Flying Into the Future


RFID has been keeping Porad and other project leaders at Boeing busy. The company was an early adopter of the technology, starting in the late 1990s, when it began using RFID in closed-loop manufacturing automation and asset management applications in its facilities.

"The hardest part of my job is the continuing education and persuasion," says Porad. "I have presented our vision to literally many thousands in the past few years. Progress is slow but steady, and patience is required. We have had early successes and are confident a successful solution will be deployed. My greatest feeling of accomplishment comes from the in-service evaluations with FedEx, where we were the first to outfit airplane parts with a significant number of RFID transponders. This was pioneering."


Boeing must collaborate with its suppliers and customers—and even its competitors—to make its parts-tagging initiatives work.



But Porad can't rest on his laurels as he awaits the FAA decision. Boeing must collaborate with its suppliers and customers—and even its competitors—to make the Dreamliner passive-tag rollout, and possible subsequent rollouts with active tags, work.

Unlike Wal-Mart and the U.S. Department of Defense, Boeing is not mandating that the designated Dreamliner suppliers apply RFID tags to shipments of goods. Porad uses the words "tagging requirement" and is demure when asked about whether suppliers that won't tag their parts will suffer negative ramifications. Rather, he characterizes the process of tagging parts as a close collaboration between Boeing and its Dreamliner suppliers—though the suppliers will carry the cost of the Dreamliner tags, some of which may cost as much as $20 each.

"Boeing is playing a critical role in implementing RFID in the aviation industry," says Andresen, who is working with the Air Transport Association, a U.S. trade organization that is setting standards for RFID use in aviation. "I applaud Boeing's patience and its style in saying, 'Look, we want to work with you, but we also want to be clear that we want to do this.' Boeing wants its suppliers' agreement and support, but it's not threatening. Boeing does not want to shove this down a supplier's throat."

Boeing first learned that collaboration is key to deploying supply-chain technologies a dozen years ago, when it joined with Airbus to bring the industry's old-school, manual approach to parts and order tracking into the electronic age. Rather than mandating the use of bar codes, Andresen says Boeing and Airbus showed both parts suppliers and airlines how the use of bar codes would improve business processes and lower costs.

The two plane makers joined forces again in 2005, co-presenting a series of aviation industry forums to educate suppliers and airlines on how RFID can be used to further these efficiencies. Porad hopes Airbus will partner with Boeing on these forums again in 2007, so that they can speak with one voice about standardizing RFID within aviation. "Boeing and Airbus share 70 percent common suppliers, and to provide inconsistent direction to common suppliers would be ugly and foolish—even worse for a customer that has a mixed Boeing-Airbus fleet," says Porad. "If we have a different approach—different protocol, frequency—there would be an upheaval in the industry. We can't do that."

Porad says the type of cooperation that Boeing and Airbus have done is being followed by other industiries, including automotive and pharmaceutical, in setting standards for EPC applications. "I think we were the first major competitors to set aside our differences for the betterment of the industry, and others are following our lead," he says. "We really have done some great things.
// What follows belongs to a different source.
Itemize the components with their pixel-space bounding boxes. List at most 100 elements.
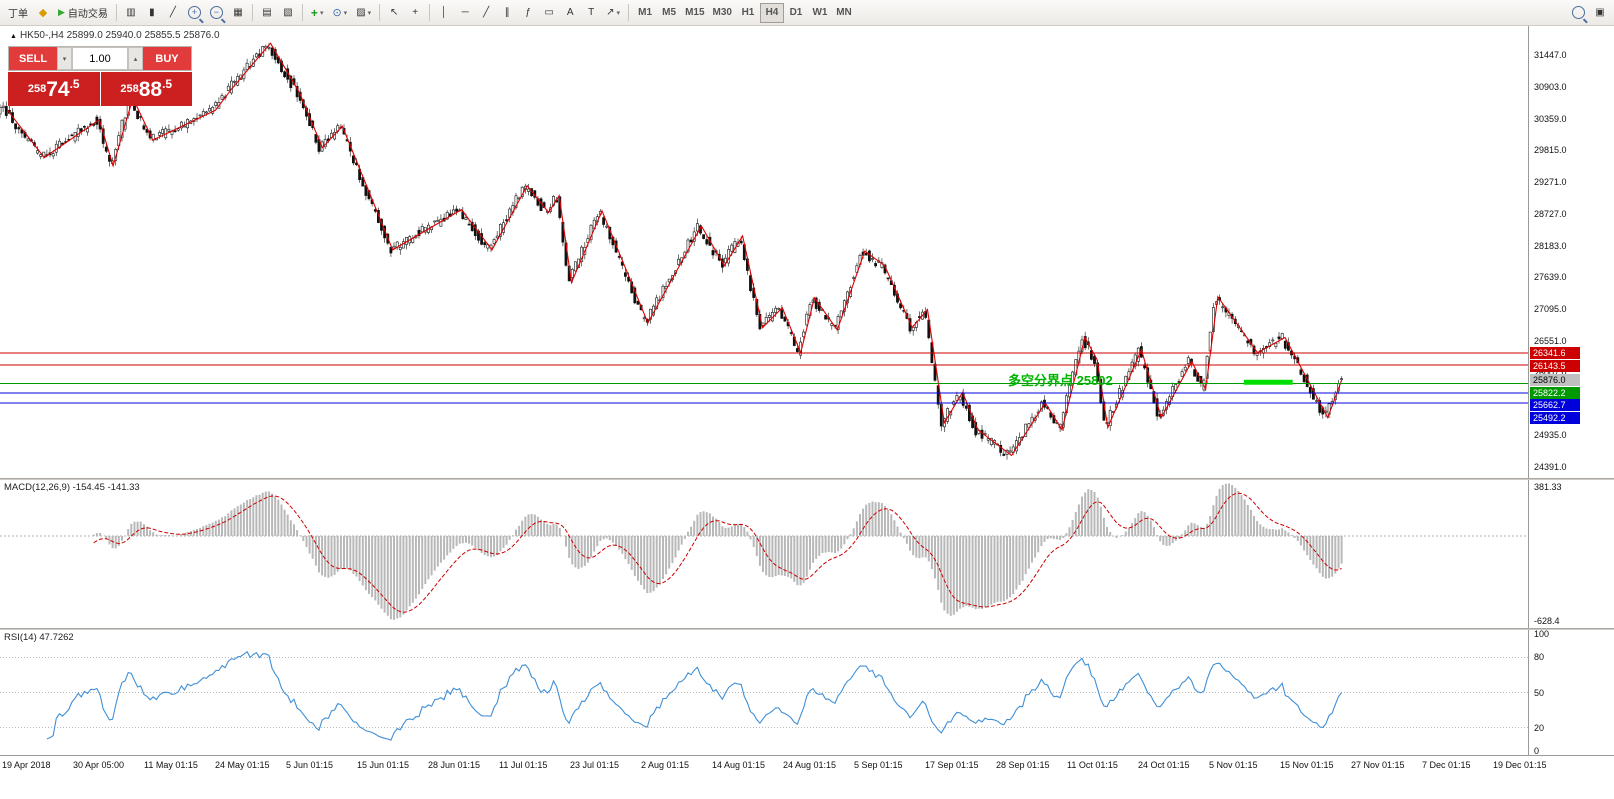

We set the stage. EPCglobal mentions us as a model; it tells its members that if Boeing and Airbus can work together, then other companies can do it as well."

In the end, Boeing is most concerned with improving its business processes. The company believes that RFID is a means to that end, but what's really driving Boeing's push for RFID is the increased data, through identification and sensing, that it provides. "Five years ago, we were talking about bar codes," says Andresen. "A decade from now, we'll have a new technology. It's not about the technology, it's about the data."